Power tariff hike comes into effect; domestic charges up by 12%-52%

The power tariff would be hiked every year on July 1 from 2023-24 to 2026-27 based on inflation for all the consumer categories.
Representative image
Representative image

CHENNAI: Amid the spiralling hike in the prices of essential commodities, power consumers are set to pay increased electricity charges which are set to increase by 12 per cent to 52 per cent under various slabs for domestic consumers from Saturday.

The power tariff would be hiked every year on July 1 from 2023-24 to 2026-27 based on inflation for all the consumer categories.

The tariff hike announced by Tamil Nadu Electricity Regulatory Commission (TNERC) comes into effect from September 10.

Domestic consumers irrespective of their electricity consumption would continue to get the first 100 units free of cost.

Consumers who use less than 500 units would get an additional subsidy of Rs 2.25 per unit for 101-200 units slab while those consuming above 500 units would pay Rs 4.50 per unit for the same slab.

If a consumer uses less than 500 units, they would be charged Rs 2.25 per unit for 101-200 units, Rs 4.50 per unit for 201 to 400 units and Rs 6.50 per unit. For those who consume over 500 units, they would be charged Rs 4.50 per unit for 201-400 units and Rs 6 per unit for 401-500 units while 501-600 units would be charged Rs 8 per unit, 601-800 units (Rs 9 per unit), 801-1000 units (Rs 10 per unit) and above 1000 units (Rs 11 per unit).

In the previous tariff, the highest tariff for domestic consumers was Rs 6.60 per unit for those consuming above 500 units.

The residential consumers living in the apartments are set to pay more than those living in the individual houses with the Tangedco creating a new tariff category I-D for common purposes with a flat tariff of Rs 8 per unit and fixed charges of Rs 100 per kilowatt per month.

The individual houses with more than one domestic power connection have to provide a rental or lease agreement if it is rented or leased premises. In the case of same-family living on different floors of individual houses, they have to show family cards in lieu of the rental or lease agreement. If not, they would be charged under LT tariff I-D.

The hut consumer who was getting free power supply will see a hike in the fixed charges to Rs 300 from Rs 145 which would be compensated by the government. Similarly, the agricultural consumers fixed charges which would be paid by the government in the form of subsidy also saw a nominal hike of Rs 3,250 from the previous Rs 2,875.

Following the stiff opposition from the MSME sector to the steep hike proposed on the fixed charges, Tangedco submitted an additional petition reducing the proposed fixed charges for the LT III-B (industries, information technology services).

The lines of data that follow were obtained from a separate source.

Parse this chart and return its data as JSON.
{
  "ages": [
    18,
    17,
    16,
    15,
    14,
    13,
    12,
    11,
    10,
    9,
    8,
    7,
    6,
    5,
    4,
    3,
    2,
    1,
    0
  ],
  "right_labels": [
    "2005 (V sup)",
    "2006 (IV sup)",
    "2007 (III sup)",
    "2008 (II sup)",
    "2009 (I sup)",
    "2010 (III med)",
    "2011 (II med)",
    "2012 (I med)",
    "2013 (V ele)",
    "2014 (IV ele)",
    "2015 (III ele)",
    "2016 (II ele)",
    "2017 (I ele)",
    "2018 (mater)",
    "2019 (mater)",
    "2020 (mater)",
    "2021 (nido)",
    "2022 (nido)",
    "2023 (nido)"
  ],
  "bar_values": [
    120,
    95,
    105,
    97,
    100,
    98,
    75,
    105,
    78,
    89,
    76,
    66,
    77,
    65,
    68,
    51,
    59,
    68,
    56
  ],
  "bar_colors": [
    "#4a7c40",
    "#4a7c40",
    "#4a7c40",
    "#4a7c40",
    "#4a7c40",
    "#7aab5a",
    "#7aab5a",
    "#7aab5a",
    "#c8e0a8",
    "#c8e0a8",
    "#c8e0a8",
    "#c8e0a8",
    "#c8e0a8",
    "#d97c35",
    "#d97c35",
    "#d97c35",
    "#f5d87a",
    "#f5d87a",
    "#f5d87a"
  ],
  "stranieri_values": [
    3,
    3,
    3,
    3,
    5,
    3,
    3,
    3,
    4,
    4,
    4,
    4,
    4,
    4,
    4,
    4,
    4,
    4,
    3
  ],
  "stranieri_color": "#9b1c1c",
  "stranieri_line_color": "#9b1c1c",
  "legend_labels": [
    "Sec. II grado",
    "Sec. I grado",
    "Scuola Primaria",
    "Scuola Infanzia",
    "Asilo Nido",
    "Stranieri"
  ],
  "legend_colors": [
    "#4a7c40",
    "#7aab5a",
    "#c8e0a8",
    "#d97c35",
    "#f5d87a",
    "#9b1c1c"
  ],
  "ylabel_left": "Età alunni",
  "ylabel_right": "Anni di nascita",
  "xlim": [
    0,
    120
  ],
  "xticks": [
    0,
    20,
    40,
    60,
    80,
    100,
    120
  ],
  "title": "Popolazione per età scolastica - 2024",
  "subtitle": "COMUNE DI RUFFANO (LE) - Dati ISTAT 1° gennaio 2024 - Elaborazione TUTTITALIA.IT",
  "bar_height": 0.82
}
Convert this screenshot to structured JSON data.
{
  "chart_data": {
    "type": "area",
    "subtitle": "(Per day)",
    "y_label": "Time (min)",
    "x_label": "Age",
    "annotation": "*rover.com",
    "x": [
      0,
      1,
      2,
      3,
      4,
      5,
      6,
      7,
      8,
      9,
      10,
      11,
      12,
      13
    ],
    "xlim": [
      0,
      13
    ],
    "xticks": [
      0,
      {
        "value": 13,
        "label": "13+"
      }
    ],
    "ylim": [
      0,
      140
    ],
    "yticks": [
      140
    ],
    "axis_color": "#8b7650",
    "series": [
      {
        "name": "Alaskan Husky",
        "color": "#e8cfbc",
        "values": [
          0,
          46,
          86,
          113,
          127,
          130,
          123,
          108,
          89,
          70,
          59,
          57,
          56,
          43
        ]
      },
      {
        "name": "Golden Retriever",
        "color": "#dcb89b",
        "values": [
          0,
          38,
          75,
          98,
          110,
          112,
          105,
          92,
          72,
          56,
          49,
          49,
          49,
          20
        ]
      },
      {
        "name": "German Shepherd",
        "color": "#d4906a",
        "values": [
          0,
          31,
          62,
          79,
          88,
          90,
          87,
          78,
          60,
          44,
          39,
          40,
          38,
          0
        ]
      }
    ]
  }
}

In the order, the TNERC has fixed energy charges at Rs 7/50 per unit while the fixed charges for 0-50 kW is Rs 75 per kW per month (proposed Rs 100/kW/month), above 50-112kW is Rs 150 per kW per month (Rs 325 per kW per month) and above 112 kW (CT Service) is Rs 550 per kW per month (Rs 600 per kW per month). Earlier, the LT industry consumers were paying a flat fixed charge of Rs 35 per month.

The high tension (HT) industry consumers have to pay energy charges of Rs 6.75 per unit and demand charges of Rs 550 per kVA per month. All HT consumers expect HT lift irrigation and temporary supply will pay 25 per cent extra for the power consumption during the peak hours 6 am to 10 am and 6 pm to 10 pm.

In the case of LT tariff for government and private educational institutions, industries and miscellaneous and general purpose consumers, they have to pay the time of the day tariff of 25 per cent extra on energy charges during the peak hours. Until the installation of the ToD meters, those consumers would be billed 25 per cent extra on the 20 per cent of the total energy charges.

Despite the tariff hike, Tangedco continues to face losses. As against the aggregate revenue requirement of Rs 71,940 crore for 2022-23, the utility expects revenue of Rs 59,435 crore from the sale of power with a deficit of Rs 12,504 crore (considering sales at a new tariff for seven months). However, the loss is expected to be reduced to Rs 748 crore in 2023-24.